Of course, most people will choose their home country for storage, keeping the metals close, either in a safe at home or a professionally managed high-security vault. However, what if you don’t trust your home country? What if your home country has unsustainable debt burdens, or if it is socially or politically unsafe?
The number one threat today to your wealth and to economic prosperity is debt. Excessive debt loads are strangling countries around the world. Unprecedented debt levels have been reached in some of the leading economies, most prominently America, Japan and the European Union. Citizens of those regions need to consider the historic risks of confiscation, hyper-inflation and social unrest. Diversifying your holdings internationally is not only prudent, but increasingly necessary too.
Which country should you pick? Clearly, you should consider economies that are fiscally healthy. One simple economic indicator to look for is the debt-to-GDP ratio. Moreover, you need to consider the political and social fabric, the country’s history and its legal system. To what degree are property rights respected? How independent and sovereign is a country?
As clients of Global Gold know well, we can offer a broad array of different global storage locations. However, we have recommended only three as the primary hubs for storing our clients’ precious metals, namely Switzerland, Hong Kong and Singapore.
By far the largest part of our clients’ holdings are stored in high-security vaults in Zurich, Switzerland. Smaller allocations exist in Singapore and Hong Kong. Due to recent developments in Asia, and Hong Kong in particular, we have been looking for storage facilities in alternative jurisdictions.
Next to Switzerland, we have identified New Zealand as the second safest and highly recommended storage location. As of this summer, we are able to offer storage in Wellington, New Zealand.
New Zealand is fiscally very healthy. The Kiwis recorded a government debt equivalent to only 22.20% of the country's GDP in the 2016-17 fiscal year. That is even lower than Switzerland, which recorded 34%. Government debt-to-GDP in New Zealand averaged 23.81% from 1972 until 2017, reaching an all-time high of 54.80% in 1992 and a record low of 4.40% in 1974.

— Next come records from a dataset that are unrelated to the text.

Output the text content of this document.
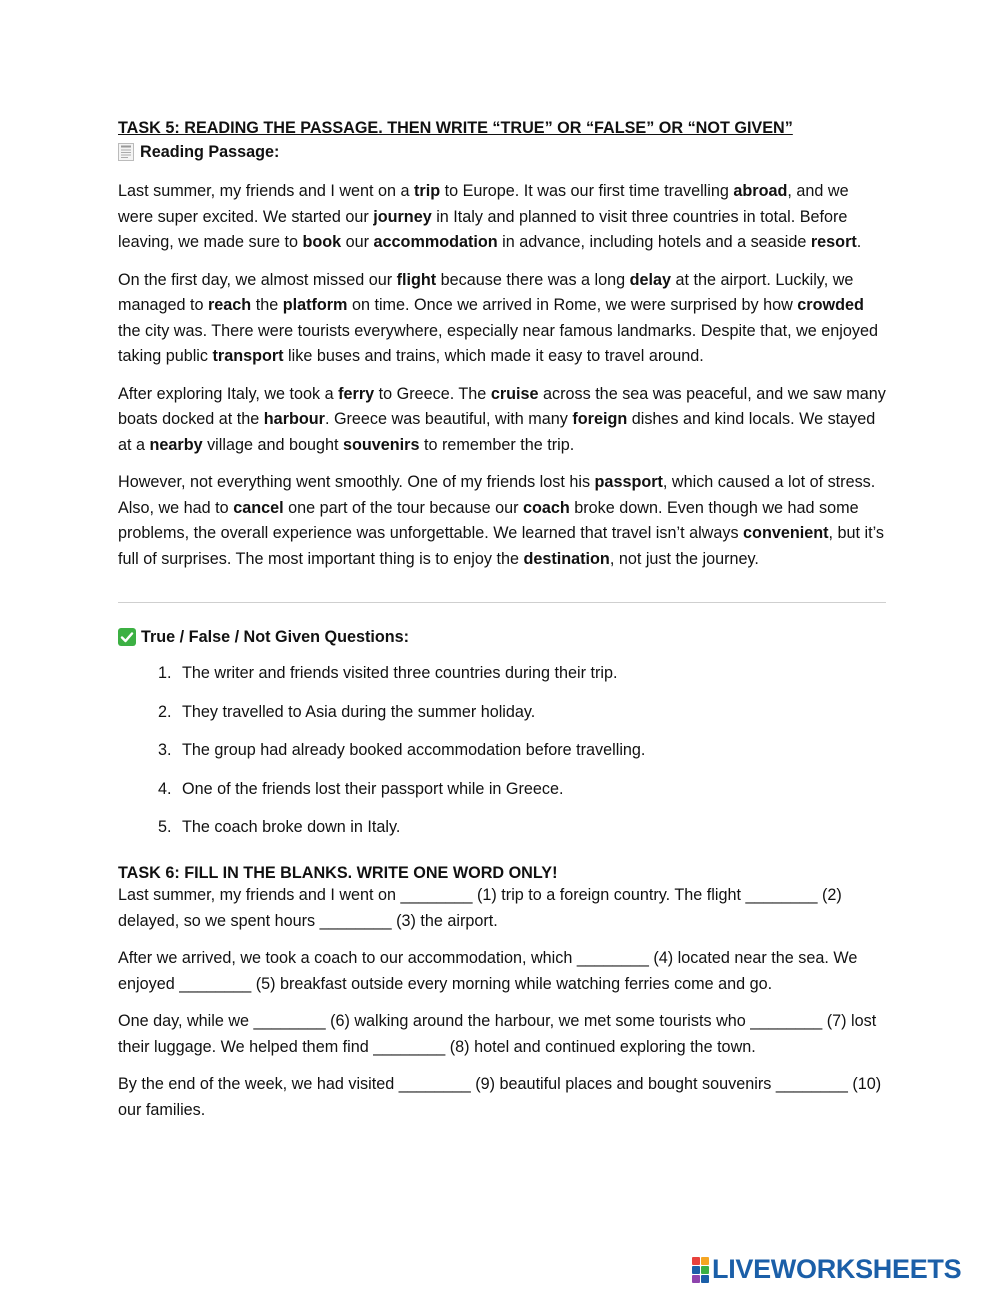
TASK 5: READING THE PASSAGE. THEN WRITE “TRUE” OR “FALSE” OR “NOT GIVEN”

Reading Passage:

Last summer, my friends and I went on a trip to Europe. It was our first time travelling abroad, and we were super excited. We started our journey in Italy and planned to visit three countries in total. Before leaving, we made sure to book our accommodation in advance, including hotels and a seaside resort.

On the first day, we almost missed our flight because there was a long delay at the airport. Luckily, we managed to reach the platform on time. Once we arrived in Rome, we were surprised by how crowded the city was. There were tourists everywhere, especially near famous landmarks. Despite that, we enjoyed taking public transport like buses and trains, which made it easy to travel around.

After exploring Italy, we took a ferry to Greece. The cruise across the sea was peaceful, and we saw many boats docked at the harbour. Greece was beautiful, with many foreign dishes and kind locals. We stayed at a nearby village and bought souvenirs to remember the trip.

However, not everything went smoothly. One of my friends lost his passport, which caused a lot of stress. Also, we had to cancel one part of the tour because our coach broke down. Even though we had some problems, the overall experience was unforgettable. We learned that travel isn’t always convenient, but it’s full of surprises. The most important thing is to enjoy the destination, not just the journey.

True / False / Not Given Questions:
1. The writer and friends visited three countries during their trip.
2. They travelled to Asia during the summer holiday.
3. The group had already booked accommodation before travelling.
4. One of the friends lost their passport while in Greece.
5. The coach broke down in Italy.

TASK 6: FILL IN THE BLANKS. WRITE ONE WORD ONLY!

Last summer, my friends and I went on ________ (1) trip to a foreign country. The flight ________ (2) delayed, so we spent hours ________ (3) the airport.

After we arrived, we took a coach to our accommodation, which ________ (4) located near the sea. We enjoyed ________ (5) breakfast outside every morning while watching ferries come and go.

One day, while we ________ (6) walking around the harbour, we met some tourists who ________ (7) lost their luggage. We helped them find ________ (8) hotel and continued exploring the town.

By the end of the week, we had visited ________ (9) beautiful places and bought souvenirs ________ (10) our families.

LIVEWORKSHEETS
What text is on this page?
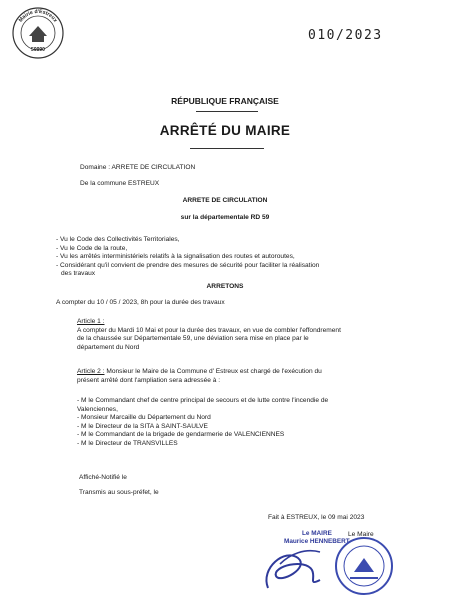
Mairie d'Estreux
59990
010/2023
RÉPUBLIQUE FRANÇAISE
ARRÊTÉ DU MAIRE
Domaine : ARRETE DE CIRCULATION
De la commune ESTREUX
ARRETE DE CIRCULATION
sur la départementale RD 59
- Vu le Code des Collectivités Territoriales,
- Vu le Code de la route,
- Vu les arrêtés interministériels relatifs à la signalisation des routes et autoroutes,
- Considérant qu'il convient de prendre des mesures de sécurité pour faciliter la réalisation
des travaux
ARRETONS
A compter du 10 / 05 / 2023, 8h pour la durée des travaux
Article 1 :
A compter du Mardi 10 Mai et pour la durée des travaux, en vue de combler l'effondrement
de la chaussée sur Départementale 59, une déviation sera mise en place par le
département du Nord
Article 2 : Monsieur le Maire de la Commune d' Estreux est chargé de l'exécution du
présent arrêté dont l'ampliation sera adressée à :
- M le Commandant chef de centre principal de secours et de lutte contre l'incendie de
Valenciennes,
- Monsieur Marcaille du Département du Nord
- M le Directeur de la SITA à SAINT-SAULVE
- M le Commandant de la brigade de gendarmerie de VALENCIENNES
- M le Directeur de TRANSVILLES
Affiché-Notifié le
Transmis au sous-préfet, le
Fait à ESTREUX, le 09 mai 2023
Le Maire
Le MAIRE
Maurice HENNEBERT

New Zealand Government Net Debt to GDP Ratio
Source: New Zealand Treasury
Moreover, we identified the following advantages:
In the Forbes Best Countries for Business report, New Zealand is regularly ranked #1 or #2 for lowest levels of corruption, personal freedom, lack of red tape, monetary freedom and property rights.
New Zealand is a democratic and politically stable nation. The country determines its own foreign policy and is proudly independent of major powers or influencers.
New Zealand is a remote and very stable country, making it the perfect location for storing precious metals.
New Zealand provides the geographic spread and security that many bullion investors desire.
New Zealand is considered a very safe country with one of the world’s most stable banking systems.
The gold, silver, and platinum bullion stored at our New Zealand vault will be exempt from sales tax (GST), provided it meets minimum purity standards of a fineness not less than 99.5% for gold, not less than 99.9% for silver, and not less than 99.0% for platinum.
We have integrated our New Zealand vault seamlessly into the Global Gold storage services. In New Zealand, we offer both our Collective and our Segregated storage services.
One caveat: the precious metals markets in New Zealand are not as developed as in Switzerland. Therefore, certain limitations may exist in available products and liquidity upon selling may be more restricted.